In this study, we further investigated the effects of EREG on DPSCs under inflammatory conditions. Studies have shown that inflammatory factors such as TNF-α, IL-6 [37] and IL-8 [38] are closely related to the development of pulpitis [39]. In clinical research, the amount of TNF-α in dental pulp tissue of pulpitis was much higher than that in normal pulp tissue [40, 41]. Studies have revealed that TNF-α inhibits osteoblastogenesis through several mechanisms [42]. However, it has also been reported that TNF-α promotes osteoblastogenesis [43]. These discrepancies may depend on the cellular type, concentration, timing and duration of TNF-α administration. In our study, TNF‐α was used to mimic inflammatory conditions and under stimulation with 10 ng/mL TNF-α [44], EREG expression was found to increase. EREG depletion rescued the osteo/dentinogenic differentiation of DPSCs that was impaired by TNF-α. The present study indicated that EREG may act as a new target to regulate the osteo/dentinogenic differentiation of DPSCs under inflammatory conditions.

A previous study has found that TNF‐α stimulation suppressed the p38 MAPK, JNK and Erk1/2 signalling pathways in periodontal ligament stem cells (PDLSCs) [28]. Nevertheless, other studies demonstrated that TNF-α mediates p38 MAPK activation and negatively regulates bone formation [45]. Our investigation showed that TNF-α inhibited the p38 MAPK and Erk1/2 signalling pathways; however, EREG depletion reversed this effect. EREG is one of the most potent ligands that binds EGF receptors [14]. and thus couples to numerous signalling cascades, including MAPKs. MAPK signalling, which consists of p38 MAPK, JNKs, and Erk1/2, involves a set of serine/threonine kinases and plays a crucial role in various physiological functions [46] p38 MAPK and Erk1/2 can be stimulated by inflammation, hypoxia and environmental stress changes. Studies have highlighted the involvement of EREG and the MAPK-Erk1/2 signalling pathway activated by Streptococcus suis serotype 2 in the subsequent initiation and regulation of the inflammatory response in the brain and finally CNS dysfunction [47]. In addition, rhinovirus RV16 infection could rapidly promote the induction of EREG, thus increasing IL-8 and ICAM-1 levels through the p38 MAPK and Erk1/2 pathways [25]. Under stimulation with the proinflammatory cytokine PGE2, human granulosa cells may induce the biosynthesis of EREG, which further activates the MAPK pathways [48]. Besides, the activation of Erk1/2 signalling is required during cytokine-mediated osteogenic differentiation in PDLSCs [49], SCAPs [22], and bone marrow stem cells (BMSCs) [50], as well as stem cell homing/migration [23]. Consistent with our previous study, the present study demonstrated the involvement of both Erk1/2 and p38 MAPK signalling in the osteo/dentinogenic differentiation of DPSCs.
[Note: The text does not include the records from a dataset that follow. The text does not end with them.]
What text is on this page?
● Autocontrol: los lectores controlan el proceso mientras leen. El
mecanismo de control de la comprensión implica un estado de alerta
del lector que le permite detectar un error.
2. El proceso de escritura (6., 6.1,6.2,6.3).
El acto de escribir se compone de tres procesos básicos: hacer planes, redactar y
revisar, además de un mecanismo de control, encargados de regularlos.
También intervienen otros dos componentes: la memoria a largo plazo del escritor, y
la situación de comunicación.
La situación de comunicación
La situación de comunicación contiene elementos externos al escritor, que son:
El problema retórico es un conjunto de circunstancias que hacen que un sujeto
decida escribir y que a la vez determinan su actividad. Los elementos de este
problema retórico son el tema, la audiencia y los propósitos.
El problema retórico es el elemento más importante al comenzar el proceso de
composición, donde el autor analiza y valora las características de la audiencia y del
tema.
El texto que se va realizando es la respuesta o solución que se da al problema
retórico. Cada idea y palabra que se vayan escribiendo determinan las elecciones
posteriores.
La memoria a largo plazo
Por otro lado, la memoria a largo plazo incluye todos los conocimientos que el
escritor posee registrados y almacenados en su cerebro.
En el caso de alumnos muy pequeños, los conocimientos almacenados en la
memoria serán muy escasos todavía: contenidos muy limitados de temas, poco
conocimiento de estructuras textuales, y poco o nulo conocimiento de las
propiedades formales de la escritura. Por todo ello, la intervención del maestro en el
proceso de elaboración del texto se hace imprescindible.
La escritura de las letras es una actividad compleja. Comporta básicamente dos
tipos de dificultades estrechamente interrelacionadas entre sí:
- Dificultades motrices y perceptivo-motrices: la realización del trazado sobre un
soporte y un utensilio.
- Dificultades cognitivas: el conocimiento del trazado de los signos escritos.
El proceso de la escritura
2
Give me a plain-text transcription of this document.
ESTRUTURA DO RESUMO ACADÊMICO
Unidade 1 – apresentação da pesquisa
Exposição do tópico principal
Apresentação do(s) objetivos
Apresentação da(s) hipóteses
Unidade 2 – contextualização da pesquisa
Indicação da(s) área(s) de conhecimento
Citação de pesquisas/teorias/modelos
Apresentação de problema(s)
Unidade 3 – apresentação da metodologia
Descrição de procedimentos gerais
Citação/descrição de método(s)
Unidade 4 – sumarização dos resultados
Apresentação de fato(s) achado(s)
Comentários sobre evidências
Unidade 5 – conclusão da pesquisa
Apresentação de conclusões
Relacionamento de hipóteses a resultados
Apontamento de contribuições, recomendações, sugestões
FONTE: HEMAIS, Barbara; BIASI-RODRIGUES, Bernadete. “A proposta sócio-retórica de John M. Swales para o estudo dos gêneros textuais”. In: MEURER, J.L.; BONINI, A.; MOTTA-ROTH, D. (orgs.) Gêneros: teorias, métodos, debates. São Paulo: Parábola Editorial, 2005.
Studies have shown that the Erk signalling pathway is a downstream molecule of the p38 MAPK signalling pathway. Other studies about the effects of Erk1/2 and p38 on the osteo/dentinogenic differentiation of DPSCs have indicated that inhibition of p38 MAPK suppresses the osteogenic differentiation of DPSCs, whereas inhibition of Erk1/2 demonstrates the opposite effect [43]. Different chemical and physical stimuli, cell types, culture methods, times of inhibitor administration and dosages of the inhibitor may influence the effect of Erk1/2 and p38 on the differentiation of MSCs. In the present study, we used specific inhibitors to block the p38 MAPK and Erk 1/2 signalling pathway and found that depletion of EREG could enhance the expression of both pathways. However, the correlation and effect of the two pathways on the osteo/dentinogenic differentiation of DPSCs needs further study.

Conclusion

Our study demonstrated that EREG negatively regulated the osteo/dentinogenic differentiation potential of DPSCs via the p38 MAPK and Erk pathways. Under inflammatory environment, EREG depletion could rescue the osteo/dentinogenic differentiation potential of DPSCs by improving the expression of p-p38 MAPK and p-Erk. These results provide insights into the mechanisms underlying the functional regulation of DPSCs and indicate that EREG has a significant role in maintaining the osteo/dentinogenic differentiation potential of DPSCs.